Published : Dec. 30, 2019 - 15:27
The government on Monday expressed confidence that the South Korean economy will rebound in 2020, dispelling market concerns on the various growth forecasts.
It also assessed that the latest mortgage loan restrictions have already been effective in reining in the overheated housing market.
Deputy Prime Minister and Finance Minister Hong Nam-ki speaks Monday in a press briefing at Sejong Government Complex. (Yonhap)
“I am confident that our economy may rebound next year and I am not just saying this out of personal sentiments or wishful thinking,” said Deputy Prime Minister and Finance Minister Hong Nam-ki, in a year-end press briefing held at Sejong Government Complex.
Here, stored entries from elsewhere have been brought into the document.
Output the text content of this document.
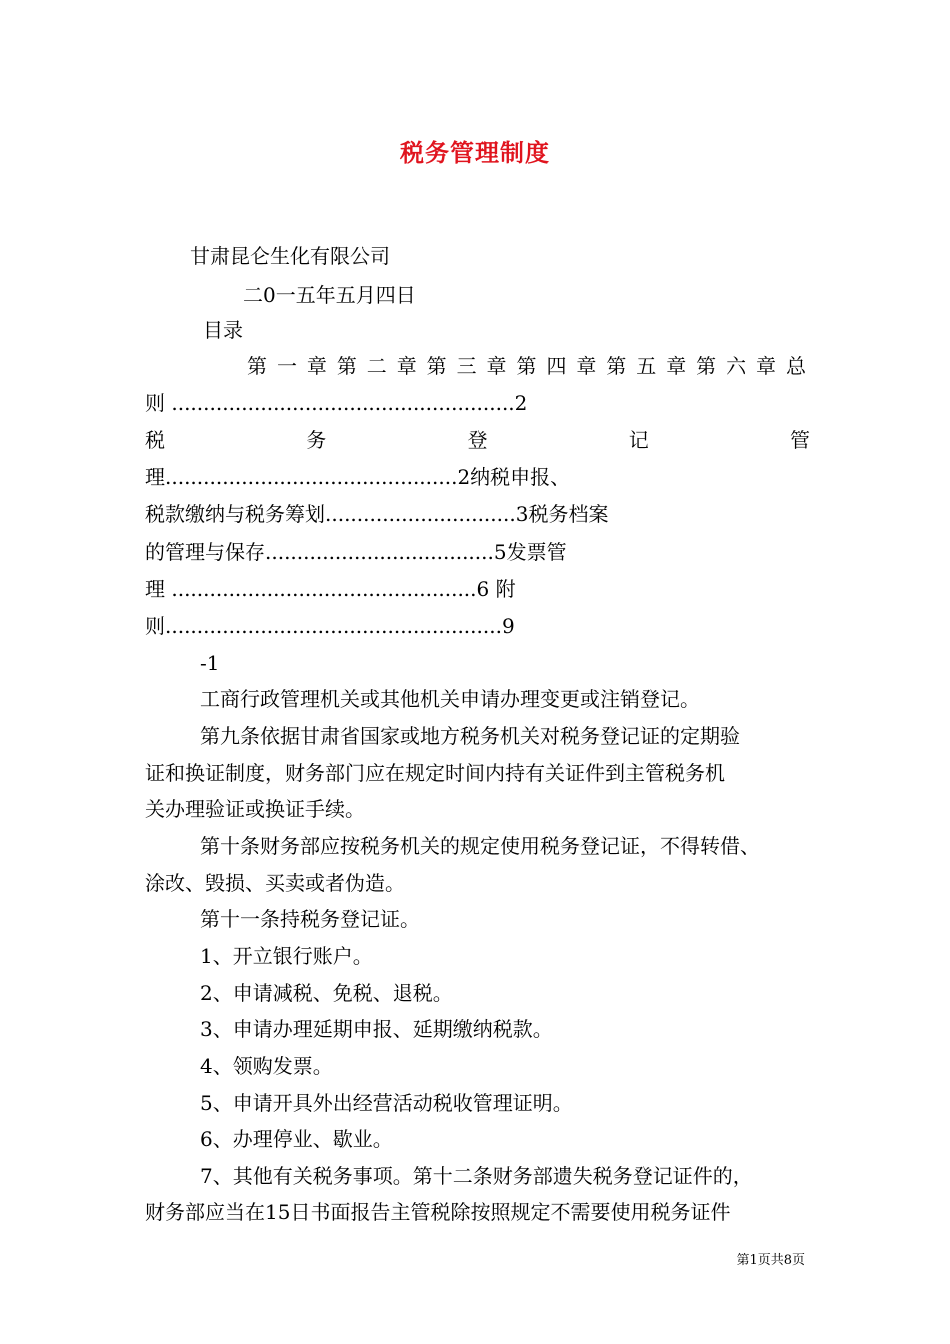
税务管理制度
甘肃昆仑生化有限公司
二0一五年五月四日
目录
第一章第二章第三章第四章第五章第六章总
则 ......................................................2
税务登记管
理..............................................2纳税申报、
税款缴纳与税务筹划..............................3税务档案
的管理与保存....................................5发票管
理 ................................................6 附
则.....................................................9
-1
工商行政管理机关或其他机关申请办理变更或注销登记。
第九条依据甘肃省国家或地方税务机关对税务登记证的定期验
证和换证制度，财务部门应在规定时间内持有关证件到主管税务机
关办理验证或换证手续。
第十条财务部应按税务机关的规定使用税务登记证，不得转借、
涂改、毁损、买卖或者伪造。
第十一条持税务登记证。
1、开立银行账户。
2、申请减税、免税、退税。
3、申请办理延期申报、延期缴纳税款。
4、领购发票。
5、申请开具外出经营活动税收管理证明。
6、办理停业、歇业。
7、其他有关税务事项。第十二条财务部遗失税务登记证件的，
财务部应当在15日书面报告主管税除按照规定不需要使用税务证件
第1页共8页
Citing key figures such as the Purchasing Managers’ Index and the OECD Composite Leading Indicator, the top fiscal policymaker claimed that the global economy would recover next year.
“What counts is the timely policy support (by the government) and cooperation by the corporate sector,” the minister said, vowing full-fledged and thorough policy responses to upcoming recovery signals.
When asked about the government’s growth forecast of 2.4 percent for next year -- higher than market estimates -- Hong dispelled the market concerns. The Bank of Korea and the state-run think tank Korea Development Institute, along with the Organization for Economic Cooperation and Development have estimated a growth rate of 2.3 percent, while the International Monetary Fund has forecast 2.2 percent.
“Some worry about the forecast of 2.4 percent (for 2020), but if I could, I would raise the target to the level of the growth potential,” he said.
According to the BOK, the potential growth pace for Asia’s fourth-largest economy in 2020 is in the 2.5-2.6 percent range.
“Not only should we see to it that (the actual economic growth pace) catches up with the potential growth level, but also lay the foundation to elevate the potential growth in the near future,” he said.
Addressing the follow-up measures of the government’s latest real estate regulations, the fiscal chief said that no immediate actions are currently being considered, adding that additional moves could be possible, if needed.
“Since the government announced additional comprehensive measures to stabilize the real estate market (on Dec. 16), the drastic housing price bubble has slowed down to a certain extent,” Hong said.
While the average apartment prices in Seoul fell back to the November level, the corresponding figure for the so-called Big Four -- the affluent Gangnam-gu and neighboring three districts -- regressed to its October price level, according to government data.
“(The latest measures) have especially impacted expensive houses, which we expect to spread to the lower price groups over time.”
The latest regulations, which marked the 17th real estate-related set of measures by the incumbent Moon Jae-in administration, mostly focused on tightening loan conditions. In case of apartments priced 1.5 billion won ($1.3 million) or more, mortgage loans were also altogether banned.
“Whereas the Sept. 13 measures (announced in 2018) took about nine weeks to show results, the latest measures seem to be working faster,” the minister said.
“Even experts (in the private sector) evaluate that (the latest measures) will contribute to market stabilization by tacking speculative buying.”
The financial chief’s positive appraisal of the housing price regulations was in contrast to the persisting market anxiety and some of the latest economic statistics.
The Bank of Korea data showed last week that housing prices are forecast the hit the highest level in 15 months in December, prolonging the uptrend for nine months straight.
“What has burdened me over my past year as deputy prime minister is that the private sector has not picked up as much vigor as expected, despite all the dedication and passion (of the government),” Hong said.
“The top priority task for next year is therefore to achieve economic revitalization by all means.”